The New York State Department of Motor Vehicles (DMV) has announced its facial recognition program to help combat identity theft and fraud, as well as remove high-risk drivers from the road. The DMV, a national leader in the use of facial recognition technology, recently implemented an improved system that doubles the number of measurement points mapped to each digitized driver photograph to vastly improve the system’s ability to match a photograph to one already in the database.
“This software is helping the DMV crack down on people who break the law and ultimately keep the roads safer for drivers and passengers,” said Governor Andrew Cuomo. “New York has quickly become a national leader in implementing this technology, and we will continue to raise the bar to ensure safer and more secure communities statewide.”
The facial recognition software converts digital facial photographs into mathematical algorithms and presents trained staff with photo images that have been identified as having similar algorithms. Photos are run against more than 8,000 new photos taken each day at DMV offices statewide, as well as about 16 million photos already in DMV’s database.
The new system increases the number of measurement points on the face from 64 to 128 and allows for the ability to overlay images, invert colors and convert images to black and white to better see scars and identifying features on the face. Different hair styles, glasses and other features that change over time—including those that evolve as a subject ages—do not prevent the system from matching photographs. The DMV will not issue a driver license or non-driver ID until the newly captured photograph is cleared through the new facial recognition system.

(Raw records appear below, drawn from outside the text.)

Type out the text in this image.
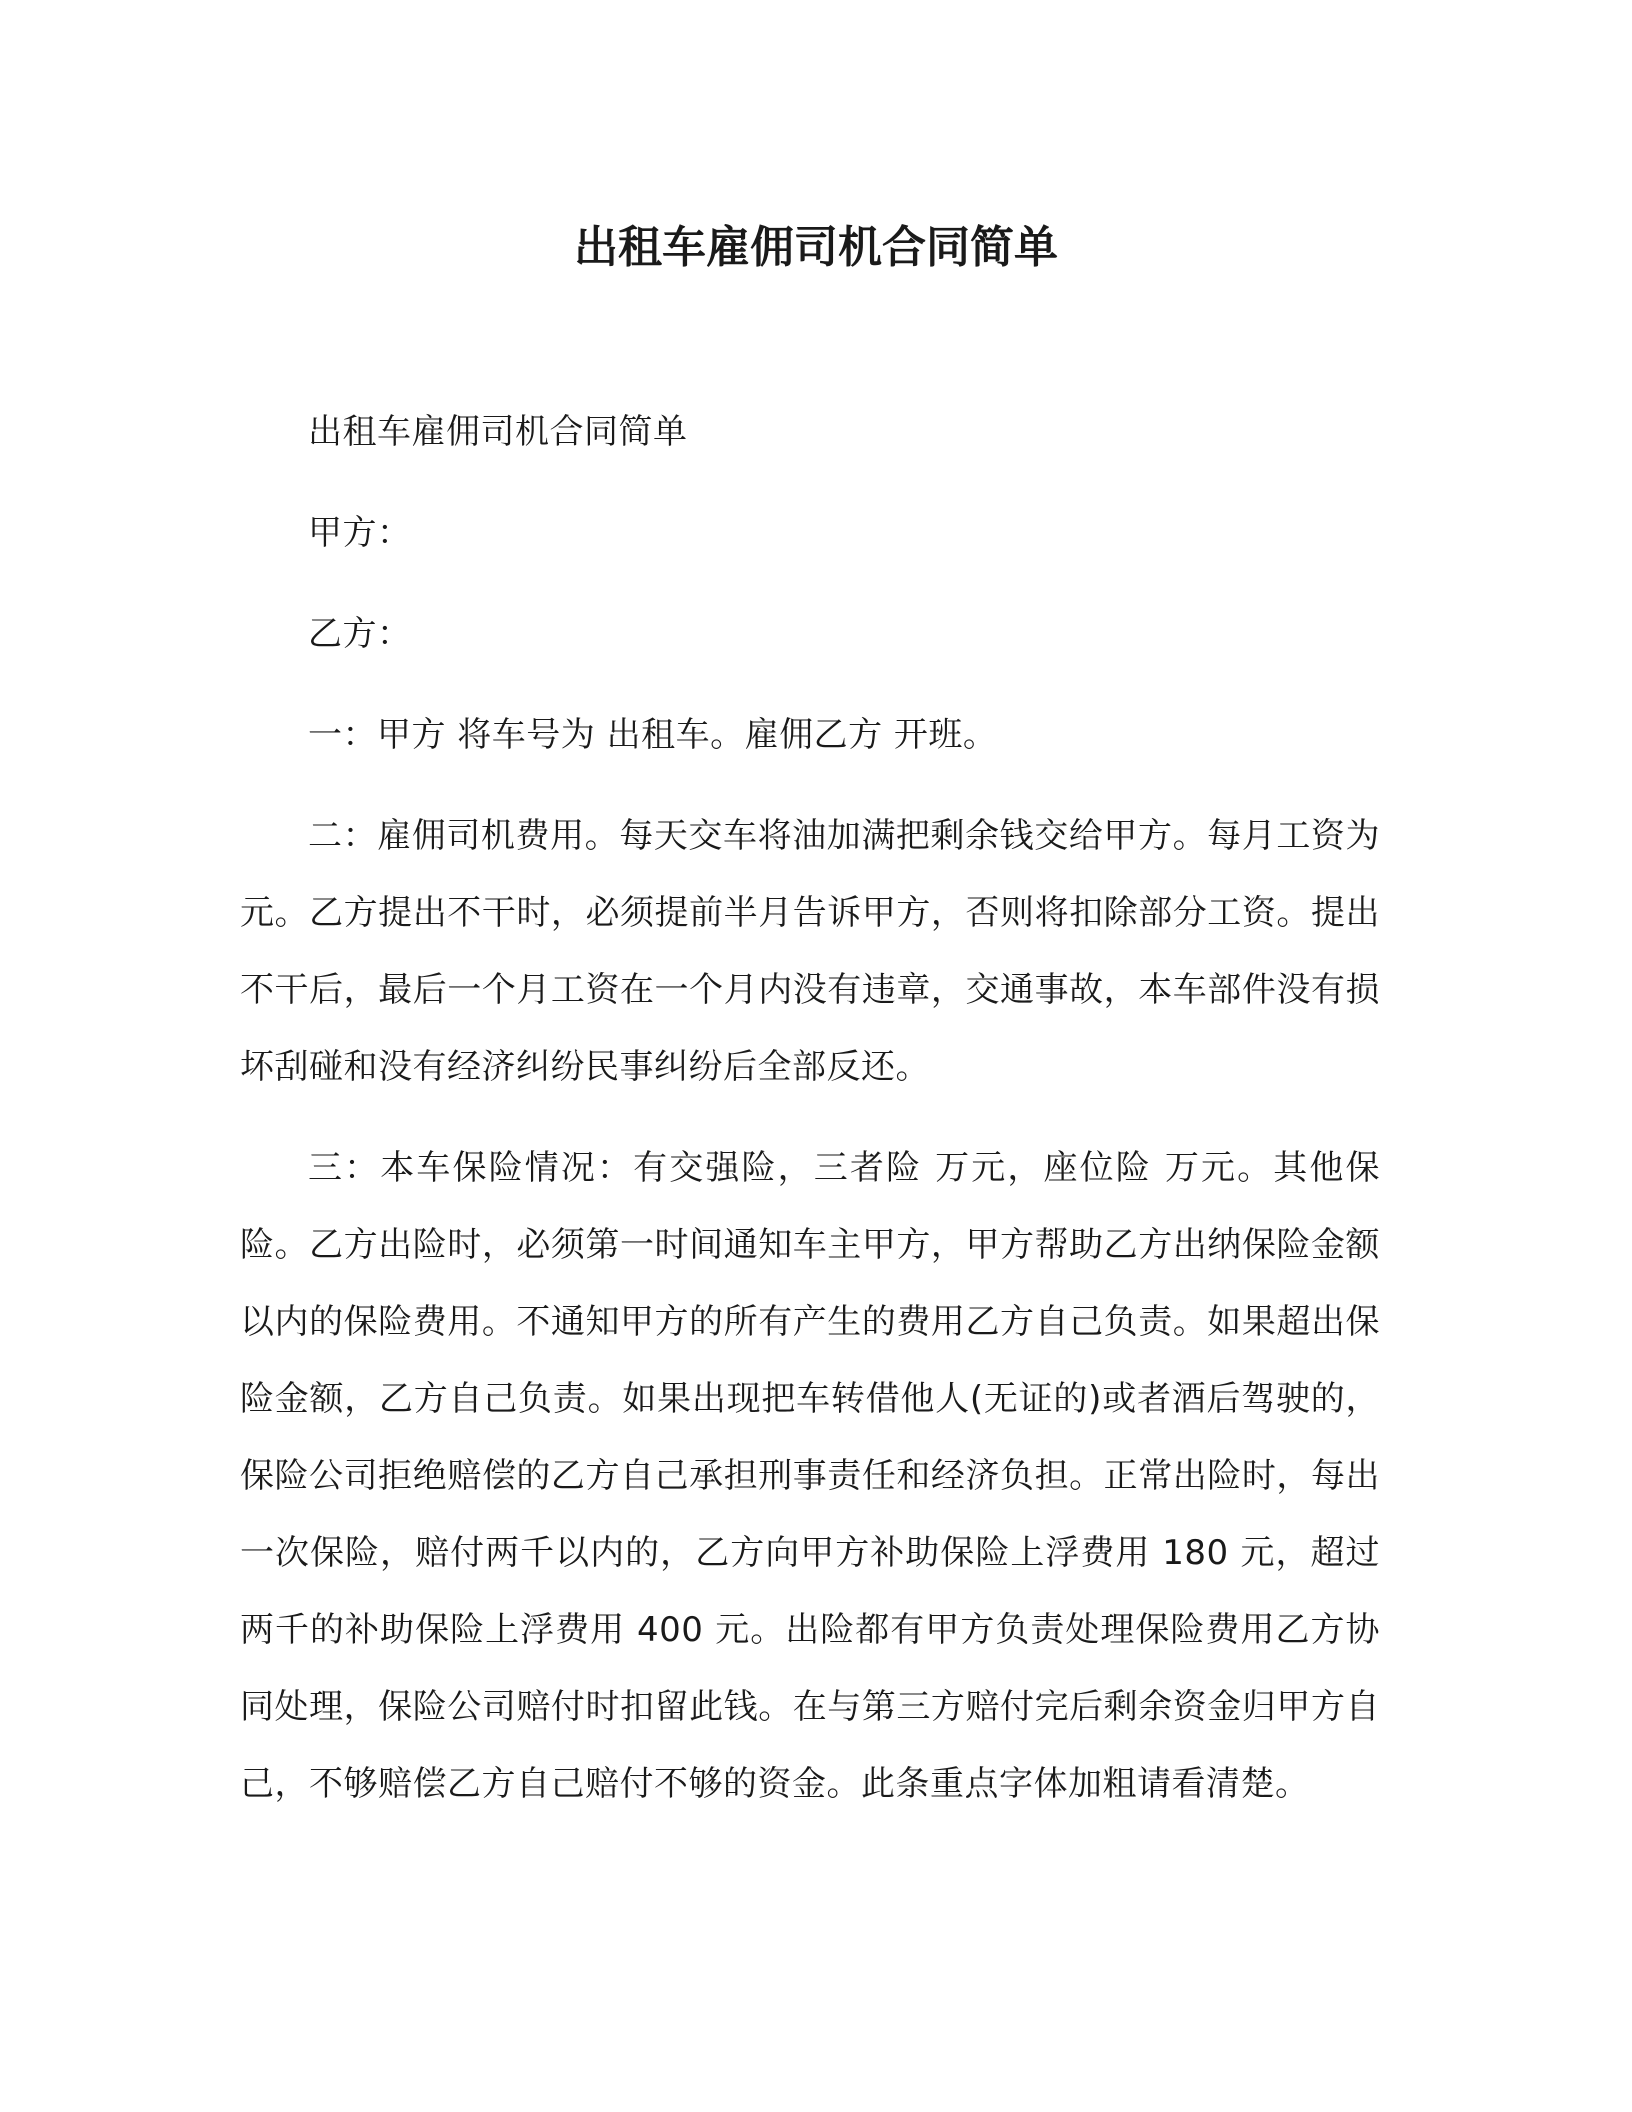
出租车雇佣司机合同简单

出租车雇佣司机合同简单

甲方：

乙方：

一：甲方 将车号为 出租车。雇佣乙方 开班。

二：雇佣司机费用。每天交车将油加满把剩余钱交给甲方。每月工资为元。乙方提出不干时，必须提前半月告诉甲方，否则将扣除部分工资。提出不干后，最后一个月工资在一个月内没有违章，交通事故，本车部件没有损坏刮碰和没有经济纠纷民事纠纷后全部反还。

三：本车保险情况：有交强险，三者险 万元，座位险 万元。其他保险。乙方出险时，必须第一时间通知车主甲方，甲方帮助乙方出纳保险金额以内的保险费用。不通知甲方的所有产生的费用乙方自己负责。如果超出保险金额，乙方自己负责。如果出现把车转借他人(无证的)或者酒后驾驶的，保险公司拒绝赔偿的乙方自己承担刑事责任和经济负担。正常出险时，每出一次保险，赔付两千以内的，乙方向甲方补助保险上浮费用 180 元，超过两千的补助保险上浮费用 400 元。出险都有甲方负责处理保险费用乙方协同处理，保险公司赔付时扣留此钱。在与第三方赔付完后剩余资金归甲方自己，不够赔偿乙方自己赔付不够的资金。此条重点字体加粗请看清楚。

“DMV continues to use the latest technology to achieve our goal of ‘one driver, one record’ and keep New Yorkers safe by holding individuals accountable who try to exploit state licensing systems,” said New York State Executive Deputy Commissioner Terri Egan. “I’m pleased that we are expanding the facial recognition program to catch motorists who shouldn’t be on the road: those who evade tickets, commit fraud, and carry out extreme measures to disobey the law.”
Since the facial recognition technology was implemented in 2010, more than 3,600 individuals have been arrested for possessing multiple licenses. Additionally, more than 10,500 facial recognition cases have been solved administratively. If the transactions are too old to pursue criminal prosecution, DMV is still able to hold subjects accountable by revoking licenses and moving all tickets, convictions and crashes to the individual’s true record. Individuals who are arrested based on facial recognition matches are typically charged with filing a false instrument, tampering with public records, and forgery.
Cases in which facial recognition technology has helped investigators catch the perpetrators include:
• A man who collected more than $80,000 in fraudulent Social Security benefits under two identities.
• A woman who collected $334,000 in fraudulent benefits from the New York State Insurance Fund while working under an alias and collected $190,000 in fraudulent Social Security benefits while working under an alias.
• A man who created two identities and possessed two Class E licenses (allowing him to drive taxis, livery cabs, or limousines): one that was valid and ensured he was able to keep driving and one that was suspended and revoked in 2003 for DWI. He was found to have a total of 268 open suspensions and two open revocations on the license that was not valid.